Not all teams, however, have the benefit of music during practice. For both the men’s and women’s soccer teams, it has been a long-standing coach rule that music is not allowed at practice. Though this might sound difficult, according to center forward Courtney Gray ’23, it can actually be helpful in getting the team extra pumped on game day. Listening to music during their pregame warmup is “almost like a mental cue…[that] we’re about to play a game… like this isn’t just a regular day,” said Gray.

Gray, like Hooks, cited EDM remixes and Pop Smoke as some of the songs that get them hyped before their games. In addition, older pop songs and some ABBA, specifically “Gimme, Gimme, Gimme,” get the women’s soccer team locked in. 

Instead of handing off aux to get these tunes pumping across Garcelon, Gray said that players added their song suggestions to a Google Doc over the summer. Then, team captain Elizabeth Patrick ‘23 mixed the songs together in GarageBand, allotting about twenty seconds per song. This democratic process even extended to their walkout song decision. Seniors on the team picked five song options and the rest of the players voted on their favorite. “Bluenotes” by Meek Mill was the winner.

Playing the same sport does not guarantee the same process for playlist building. Ty Kennedy ’23, a member of the men’s soccer team, said that his team sends out a Google spreadsheet where everyone inputs their song choices. Although “not every single person’s song is necessarily getting picked” when it comes to putting the songs on a Spotify playlist, “it’s pretty easy to fit in most of the songs that people want.”

Their playlist changes from year to year, reflecting the current team. Kennedy says that this year’s team has several international students, resulting in appearances of global hip-hop, afrobeat, and some UK grime on their queue in addition to popular EDM and hip-hop. Despite the yearly turnover of the playlist, one mainstay of the playlist is “Baianà,” a Brazilian EDM song by Bakermat. No matter the song, Kennedy says that the team has “a lot of guys who just like to dance.”
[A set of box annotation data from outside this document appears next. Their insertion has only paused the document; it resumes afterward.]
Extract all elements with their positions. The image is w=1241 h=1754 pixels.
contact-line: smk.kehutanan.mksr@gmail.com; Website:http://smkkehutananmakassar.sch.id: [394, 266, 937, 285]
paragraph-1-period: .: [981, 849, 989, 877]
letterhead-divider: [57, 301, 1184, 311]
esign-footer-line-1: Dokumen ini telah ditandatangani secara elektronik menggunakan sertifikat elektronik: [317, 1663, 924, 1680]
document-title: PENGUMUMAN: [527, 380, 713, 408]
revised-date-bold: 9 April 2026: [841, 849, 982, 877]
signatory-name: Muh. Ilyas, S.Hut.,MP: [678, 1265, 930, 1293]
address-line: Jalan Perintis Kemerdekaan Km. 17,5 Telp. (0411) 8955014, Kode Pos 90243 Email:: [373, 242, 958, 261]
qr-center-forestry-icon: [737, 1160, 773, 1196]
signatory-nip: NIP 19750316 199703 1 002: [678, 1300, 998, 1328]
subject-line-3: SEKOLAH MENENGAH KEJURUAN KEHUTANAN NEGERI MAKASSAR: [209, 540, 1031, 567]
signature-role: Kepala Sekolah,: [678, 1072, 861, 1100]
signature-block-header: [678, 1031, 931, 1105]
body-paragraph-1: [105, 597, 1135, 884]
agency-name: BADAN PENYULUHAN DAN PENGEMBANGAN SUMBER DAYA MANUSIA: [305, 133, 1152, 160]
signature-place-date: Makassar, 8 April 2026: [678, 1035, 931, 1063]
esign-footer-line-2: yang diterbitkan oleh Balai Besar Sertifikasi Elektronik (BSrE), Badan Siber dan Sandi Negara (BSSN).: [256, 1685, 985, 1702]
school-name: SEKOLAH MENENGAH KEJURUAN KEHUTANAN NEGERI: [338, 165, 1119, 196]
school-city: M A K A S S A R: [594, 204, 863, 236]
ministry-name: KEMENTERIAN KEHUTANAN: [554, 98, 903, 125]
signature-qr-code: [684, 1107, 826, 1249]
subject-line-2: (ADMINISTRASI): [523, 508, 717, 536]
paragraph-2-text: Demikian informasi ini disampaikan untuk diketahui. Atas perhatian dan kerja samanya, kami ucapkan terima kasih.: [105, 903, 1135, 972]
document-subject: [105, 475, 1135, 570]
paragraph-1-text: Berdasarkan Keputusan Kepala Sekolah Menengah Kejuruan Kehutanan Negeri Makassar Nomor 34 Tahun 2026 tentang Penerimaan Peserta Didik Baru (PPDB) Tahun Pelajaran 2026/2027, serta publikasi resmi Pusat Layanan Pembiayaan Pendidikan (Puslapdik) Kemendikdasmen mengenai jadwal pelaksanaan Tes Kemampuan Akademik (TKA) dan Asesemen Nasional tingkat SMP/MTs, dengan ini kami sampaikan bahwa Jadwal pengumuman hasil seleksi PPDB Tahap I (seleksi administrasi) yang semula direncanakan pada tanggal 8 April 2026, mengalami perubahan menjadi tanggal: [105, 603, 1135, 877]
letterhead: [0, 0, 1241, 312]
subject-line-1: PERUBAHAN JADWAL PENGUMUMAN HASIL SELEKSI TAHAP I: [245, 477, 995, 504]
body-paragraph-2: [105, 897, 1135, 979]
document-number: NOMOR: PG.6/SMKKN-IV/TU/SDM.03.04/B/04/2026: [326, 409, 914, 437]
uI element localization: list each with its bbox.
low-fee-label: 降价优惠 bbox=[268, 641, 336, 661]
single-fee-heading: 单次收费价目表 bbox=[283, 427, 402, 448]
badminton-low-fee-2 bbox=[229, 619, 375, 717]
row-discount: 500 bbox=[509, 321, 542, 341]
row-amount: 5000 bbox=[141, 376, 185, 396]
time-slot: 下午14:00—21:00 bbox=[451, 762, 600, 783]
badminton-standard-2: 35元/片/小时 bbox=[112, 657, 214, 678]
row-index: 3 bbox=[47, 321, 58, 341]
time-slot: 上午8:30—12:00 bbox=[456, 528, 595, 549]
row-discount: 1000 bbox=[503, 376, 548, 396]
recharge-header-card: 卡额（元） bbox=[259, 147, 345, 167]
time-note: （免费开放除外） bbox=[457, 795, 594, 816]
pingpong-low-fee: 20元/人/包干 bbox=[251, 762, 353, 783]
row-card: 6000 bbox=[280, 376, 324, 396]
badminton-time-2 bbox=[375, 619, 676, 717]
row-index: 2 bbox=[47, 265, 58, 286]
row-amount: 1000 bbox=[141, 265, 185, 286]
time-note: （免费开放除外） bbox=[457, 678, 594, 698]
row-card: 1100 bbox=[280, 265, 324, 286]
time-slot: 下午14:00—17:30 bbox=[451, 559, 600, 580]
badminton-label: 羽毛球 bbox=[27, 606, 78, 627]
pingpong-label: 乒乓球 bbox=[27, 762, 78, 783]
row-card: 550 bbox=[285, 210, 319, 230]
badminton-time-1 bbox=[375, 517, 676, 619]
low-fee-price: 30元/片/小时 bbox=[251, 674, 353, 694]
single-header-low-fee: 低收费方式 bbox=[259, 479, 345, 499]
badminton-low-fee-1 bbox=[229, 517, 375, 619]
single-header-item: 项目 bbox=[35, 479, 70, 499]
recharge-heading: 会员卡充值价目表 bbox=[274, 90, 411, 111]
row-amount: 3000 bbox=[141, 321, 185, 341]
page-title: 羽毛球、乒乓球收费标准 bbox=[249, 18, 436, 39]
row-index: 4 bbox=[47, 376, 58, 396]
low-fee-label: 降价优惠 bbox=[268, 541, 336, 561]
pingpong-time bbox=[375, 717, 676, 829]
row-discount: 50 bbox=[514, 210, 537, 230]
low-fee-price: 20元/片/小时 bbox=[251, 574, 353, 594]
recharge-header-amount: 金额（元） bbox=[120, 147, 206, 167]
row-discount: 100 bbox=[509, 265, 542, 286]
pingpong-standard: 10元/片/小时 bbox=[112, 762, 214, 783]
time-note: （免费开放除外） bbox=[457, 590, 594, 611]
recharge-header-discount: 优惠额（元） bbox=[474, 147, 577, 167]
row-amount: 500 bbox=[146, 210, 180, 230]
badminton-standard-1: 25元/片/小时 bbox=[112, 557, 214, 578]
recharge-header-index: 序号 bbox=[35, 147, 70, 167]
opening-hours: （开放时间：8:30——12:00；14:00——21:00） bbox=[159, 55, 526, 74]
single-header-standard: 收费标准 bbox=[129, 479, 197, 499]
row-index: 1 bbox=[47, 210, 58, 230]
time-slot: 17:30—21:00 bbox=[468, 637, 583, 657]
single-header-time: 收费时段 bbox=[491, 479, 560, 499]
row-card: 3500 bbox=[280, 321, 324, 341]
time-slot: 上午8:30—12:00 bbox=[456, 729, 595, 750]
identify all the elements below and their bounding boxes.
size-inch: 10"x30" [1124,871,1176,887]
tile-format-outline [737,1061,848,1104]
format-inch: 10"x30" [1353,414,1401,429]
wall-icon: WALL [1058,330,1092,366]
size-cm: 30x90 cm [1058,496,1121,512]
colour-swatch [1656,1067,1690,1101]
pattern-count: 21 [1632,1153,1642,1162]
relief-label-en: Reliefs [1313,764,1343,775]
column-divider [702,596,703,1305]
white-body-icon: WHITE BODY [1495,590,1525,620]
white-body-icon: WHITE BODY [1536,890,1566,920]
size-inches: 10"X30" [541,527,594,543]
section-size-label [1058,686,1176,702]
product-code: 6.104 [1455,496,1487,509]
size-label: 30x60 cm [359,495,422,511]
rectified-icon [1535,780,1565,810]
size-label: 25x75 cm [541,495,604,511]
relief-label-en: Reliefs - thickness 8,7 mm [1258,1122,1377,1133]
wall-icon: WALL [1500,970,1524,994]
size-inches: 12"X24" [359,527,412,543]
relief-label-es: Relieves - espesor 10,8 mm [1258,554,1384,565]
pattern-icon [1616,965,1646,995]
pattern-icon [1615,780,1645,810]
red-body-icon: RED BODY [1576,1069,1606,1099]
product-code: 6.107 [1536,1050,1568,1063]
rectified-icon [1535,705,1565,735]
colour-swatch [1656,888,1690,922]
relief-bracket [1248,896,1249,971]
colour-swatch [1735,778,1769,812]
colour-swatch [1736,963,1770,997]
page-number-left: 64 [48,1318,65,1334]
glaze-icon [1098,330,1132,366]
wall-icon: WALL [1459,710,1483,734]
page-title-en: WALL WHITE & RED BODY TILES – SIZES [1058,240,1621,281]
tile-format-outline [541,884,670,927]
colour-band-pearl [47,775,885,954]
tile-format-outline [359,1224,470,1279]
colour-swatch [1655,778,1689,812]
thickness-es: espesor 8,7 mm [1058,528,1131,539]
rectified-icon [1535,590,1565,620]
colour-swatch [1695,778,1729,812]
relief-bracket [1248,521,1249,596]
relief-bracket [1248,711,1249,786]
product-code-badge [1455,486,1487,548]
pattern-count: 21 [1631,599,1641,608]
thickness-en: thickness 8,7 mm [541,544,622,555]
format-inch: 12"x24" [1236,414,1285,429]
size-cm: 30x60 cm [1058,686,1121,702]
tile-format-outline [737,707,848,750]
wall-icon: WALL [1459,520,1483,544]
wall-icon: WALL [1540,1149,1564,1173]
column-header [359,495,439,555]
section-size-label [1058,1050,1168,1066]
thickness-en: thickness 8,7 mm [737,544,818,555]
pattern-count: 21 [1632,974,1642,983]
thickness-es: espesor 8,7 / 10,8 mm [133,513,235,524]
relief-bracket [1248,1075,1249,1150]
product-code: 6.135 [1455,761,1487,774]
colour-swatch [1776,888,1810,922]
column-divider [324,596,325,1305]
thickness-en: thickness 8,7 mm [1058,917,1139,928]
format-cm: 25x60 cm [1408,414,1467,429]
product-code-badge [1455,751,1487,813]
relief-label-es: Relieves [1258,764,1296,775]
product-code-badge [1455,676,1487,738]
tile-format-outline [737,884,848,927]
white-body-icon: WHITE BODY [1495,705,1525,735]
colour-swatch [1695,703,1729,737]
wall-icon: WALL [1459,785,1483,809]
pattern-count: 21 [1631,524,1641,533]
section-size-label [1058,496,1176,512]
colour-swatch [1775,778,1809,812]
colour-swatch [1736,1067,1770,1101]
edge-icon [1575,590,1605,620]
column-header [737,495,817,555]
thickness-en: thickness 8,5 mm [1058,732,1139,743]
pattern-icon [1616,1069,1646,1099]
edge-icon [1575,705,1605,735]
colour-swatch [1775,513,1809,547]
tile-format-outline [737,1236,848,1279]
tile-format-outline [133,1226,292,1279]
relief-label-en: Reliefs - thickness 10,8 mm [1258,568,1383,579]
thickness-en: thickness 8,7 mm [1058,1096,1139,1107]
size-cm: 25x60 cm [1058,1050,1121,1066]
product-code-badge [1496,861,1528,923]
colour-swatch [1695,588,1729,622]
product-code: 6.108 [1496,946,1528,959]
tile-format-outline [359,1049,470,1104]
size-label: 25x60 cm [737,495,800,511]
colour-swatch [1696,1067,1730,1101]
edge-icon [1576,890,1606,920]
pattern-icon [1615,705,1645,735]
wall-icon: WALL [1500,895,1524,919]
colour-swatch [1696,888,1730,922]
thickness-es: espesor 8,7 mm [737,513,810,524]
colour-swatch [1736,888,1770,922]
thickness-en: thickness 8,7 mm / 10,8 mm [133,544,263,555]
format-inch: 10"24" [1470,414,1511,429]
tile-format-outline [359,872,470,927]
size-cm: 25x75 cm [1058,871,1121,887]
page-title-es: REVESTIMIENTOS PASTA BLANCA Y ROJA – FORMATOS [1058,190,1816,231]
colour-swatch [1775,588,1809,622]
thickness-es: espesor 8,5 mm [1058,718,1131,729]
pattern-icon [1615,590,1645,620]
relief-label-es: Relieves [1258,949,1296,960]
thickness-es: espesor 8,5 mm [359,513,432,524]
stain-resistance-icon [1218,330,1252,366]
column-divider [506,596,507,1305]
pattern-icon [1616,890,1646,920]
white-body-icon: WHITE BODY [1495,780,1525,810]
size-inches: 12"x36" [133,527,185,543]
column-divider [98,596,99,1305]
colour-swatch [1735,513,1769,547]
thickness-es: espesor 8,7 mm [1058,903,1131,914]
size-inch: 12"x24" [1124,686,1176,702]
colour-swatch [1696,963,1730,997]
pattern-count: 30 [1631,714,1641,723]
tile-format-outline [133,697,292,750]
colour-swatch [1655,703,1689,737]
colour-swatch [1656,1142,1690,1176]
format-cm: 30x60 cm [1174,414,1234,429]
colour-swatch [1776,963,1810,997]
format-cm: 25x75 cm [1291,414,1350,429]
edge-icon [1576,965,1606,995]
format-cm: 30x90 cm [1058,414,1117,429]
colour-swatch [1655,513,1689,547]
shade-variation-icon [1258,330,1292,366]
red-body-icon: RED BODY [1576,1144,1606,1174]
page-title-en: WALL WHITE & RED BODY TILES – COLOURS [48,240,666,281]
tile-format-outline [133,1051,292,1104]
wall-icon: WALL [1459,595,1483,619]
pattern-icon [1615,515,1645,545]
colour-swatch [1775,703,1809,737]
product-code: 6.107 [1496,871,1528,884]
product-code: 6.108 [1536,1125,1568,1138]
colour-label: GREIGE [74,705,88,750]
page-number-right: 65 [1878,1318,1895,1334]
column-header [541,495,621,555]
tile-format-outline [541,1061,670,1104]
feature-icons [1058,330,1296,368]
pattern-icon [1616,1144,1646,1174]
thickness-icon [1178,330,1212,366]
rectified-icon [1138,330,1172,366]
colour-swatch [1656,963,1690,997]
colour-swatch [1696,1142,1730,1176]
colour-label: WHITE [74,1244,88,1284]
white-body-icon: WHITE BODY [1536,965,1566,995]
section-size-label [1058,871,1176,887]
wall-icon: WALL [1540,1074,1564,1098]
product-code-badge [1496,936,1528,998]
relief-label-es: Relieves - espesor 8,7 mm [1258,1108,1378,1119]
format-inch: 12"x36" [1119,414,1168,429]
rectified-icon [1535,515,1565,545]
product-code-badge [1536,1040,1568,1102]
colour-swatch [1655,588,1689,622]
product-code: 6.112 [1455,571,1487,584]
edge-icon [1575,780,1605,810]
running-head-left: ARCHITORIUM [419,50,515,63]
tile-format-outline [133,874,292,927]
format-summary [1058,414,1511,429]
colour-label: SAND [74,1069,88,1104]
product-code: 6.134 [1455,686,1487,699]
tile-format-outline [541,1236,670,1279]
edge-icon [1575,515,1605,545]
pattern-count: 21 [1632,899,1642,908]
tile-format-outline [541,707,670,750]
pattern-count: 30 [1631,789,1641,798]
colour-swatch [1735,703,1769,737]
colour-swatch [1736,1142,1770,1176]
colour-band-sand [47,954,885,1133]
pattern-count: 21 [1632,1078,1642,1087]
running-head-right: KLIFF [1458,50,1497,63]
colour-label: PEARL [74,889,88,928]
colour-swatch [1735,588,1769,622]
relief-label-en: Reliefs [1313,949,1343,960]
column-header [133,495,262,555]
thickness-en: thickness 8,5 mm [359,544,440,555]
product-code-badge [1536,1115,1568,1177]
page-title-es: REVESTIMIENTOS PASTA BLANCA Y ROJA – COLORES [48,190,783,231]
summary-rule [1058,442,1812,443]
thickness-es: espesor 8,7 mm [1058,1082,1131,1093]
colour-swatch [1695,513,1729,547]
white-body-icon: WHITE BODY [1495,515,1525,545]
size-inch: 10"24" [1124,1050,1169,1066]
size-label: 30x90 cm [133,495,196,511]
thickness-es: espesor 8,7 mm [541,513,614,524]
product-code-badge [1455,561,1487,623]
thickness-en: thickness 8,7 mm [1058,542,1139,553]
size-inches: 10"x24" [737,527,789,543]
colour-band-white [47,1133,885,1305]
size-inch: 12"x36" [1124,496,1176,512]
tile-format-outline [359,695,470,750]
International music isn’t limited to the men’s soccer team. Alyssa Lowther ’25, a member of the volleyball team, shared that her teammates from Canada and Hawaii have contributed French and reggae songs to their playlist. The bulk of their playlist, though, is filled with Pop, 2000s throwbacks, some classic Pitbull songs, and a good amount of Drake.

Each year the volleyball team assembles a new playlist. To build this year’s, Lowther texted her teammates asking them for three to four song suggestions each. This resulted in a variety of genres and artists. Their team song this year is “Mr. Brightside” by The Killers, which Lowther says makes them “feel at home.”

While many practices begin with songs like Kanye West’s “Power” and Pitbull’s “Fireball,” the team also changes things up. “Sometimes we have Pitch Perfect practices, with just the riff off,” Lowther says. Other times, the team will hand off the aux to their coach. According to Lowther, music is a good way to tune in to the game and adds to the energy of the court. “It’s super fun when all of a sudden you see your teammates singing along.”

For the Bates Volleyball team, music is more than just easy listening during practice. Lowther mentioned that college sports can be mentally draining. “Our team specifically is working on using our sport as an outlet from the rest of our life rather than letting it defeat us or bring us down.” She says music helps them achieve this at practice by creating a fun and supportive environment. 

Though they share much of the same music taste, each team’s personality is embedded in their queues. The football team needs intense music for their contact-heavy sport while the women’s soccer team needs something smoother as they make their way across the field. The men’s soccer team loves good dancing music while the volleyball team thrives on sing-along songs. Whether they use a Google doc or a spreadsheet, Apple Music, Spotify or Title, Bates athletes’ playlists are a key component of their pregame.